PI Perspective 25: Therapy Side Effects Update

PI Perspective 25: Therapy Side Effects Update

Project Inform - September, 1998

Some of the enthusiasm over protease inhibitors has been dampened by reports of a redistribution of body fat (lipodystrophy) that has been observed in some people who have been on long-term protease inhibitor therapy. There is considerable debate over whether this phenomenon is directly caused by the protease inhibitors or whether it is caused by rapid and sustained decreases in viral load (HIV RNA levels) and not unique to a particular class of therapy.

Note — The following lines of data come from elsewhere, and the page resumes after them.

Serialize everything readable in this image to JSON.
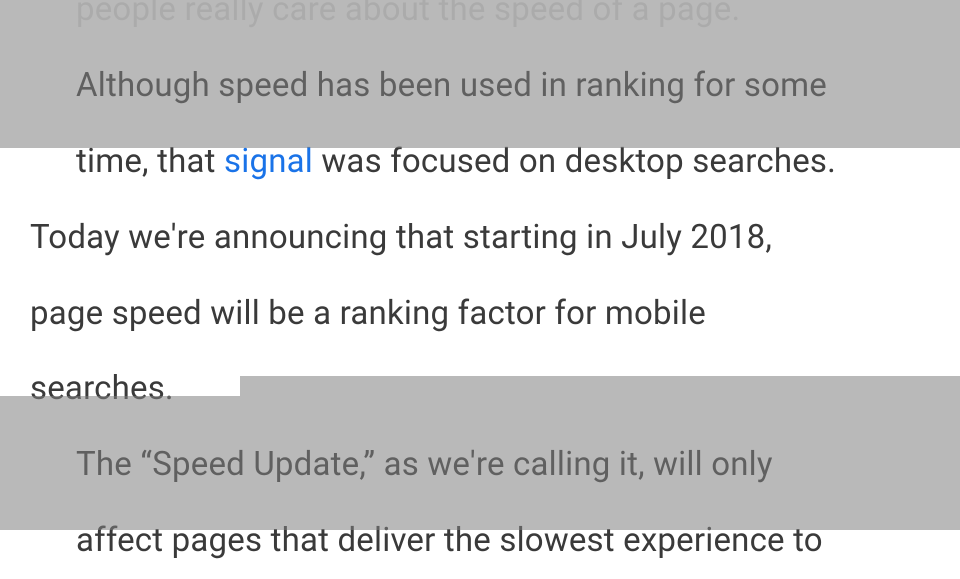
{
  "article": {
    "line_cut": "people really care about the speed of a page.",
    "line1_prefix": "Although speed has been ",
    "line1_link_pre": "used",
    "line1_mid": " in ranking for some",
    "line2_prefix": "time, that ",
    "link_text": "signal",
    "line2_suffix": " was focused on desktop searches.",
    "highlight_part1": "Today we're announcing that starting in July 2018,",
    "highlight_part2": "page speed will be a ranking factor for mobile",
    "highlight_part3": "searches.",
    "line6": "The “Speed Update,” as we're calling it, will only",
    "line7": "affect pages that deliver the slowest experience to"
  }
}
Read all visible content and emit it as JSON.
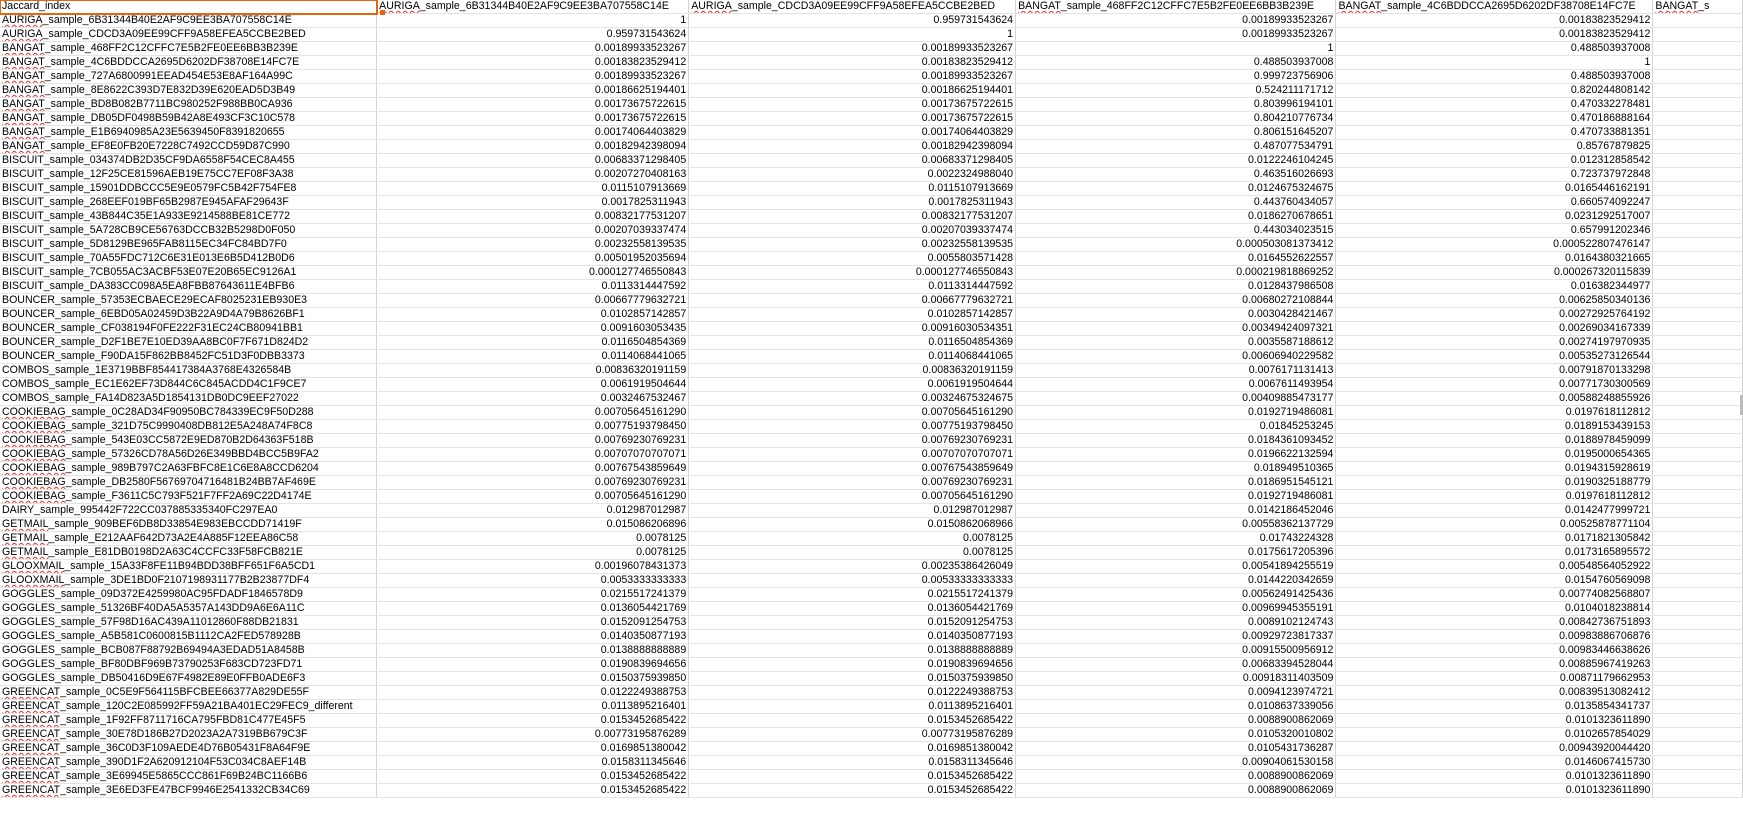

Some researchers report observations of lipodystrophy in the pre-protease era, when people were treated with two-drug nucleoside analogue combinations. Further, there is controversy over the incidence of this phenomenon. Some researchers contend that they have rarely, if ever, seen lipodystrophy among their patients while others report they see it frequently. Notably, an Australian group reports an incidence rate of almost 65%, although their figures are based on self-reporting by the patients. The cause of lipodystrophy is still unknown. Information on treating lipodystrophy is sorely lacking and as yet, there isn't a standardized definition for the condition.

The most commonly accepted descriptions of lipodystrophy may include:

wasting in face and limbs (a decrease in the fat amount in the face, arms and/or legs),
buffalo hump, a protruding pad of fat accumulated at base of the neck or top of the back, or
protease paunch, a pad of fat that develops behind the stomach muscles (sometimes referred to as central or truncal obesity)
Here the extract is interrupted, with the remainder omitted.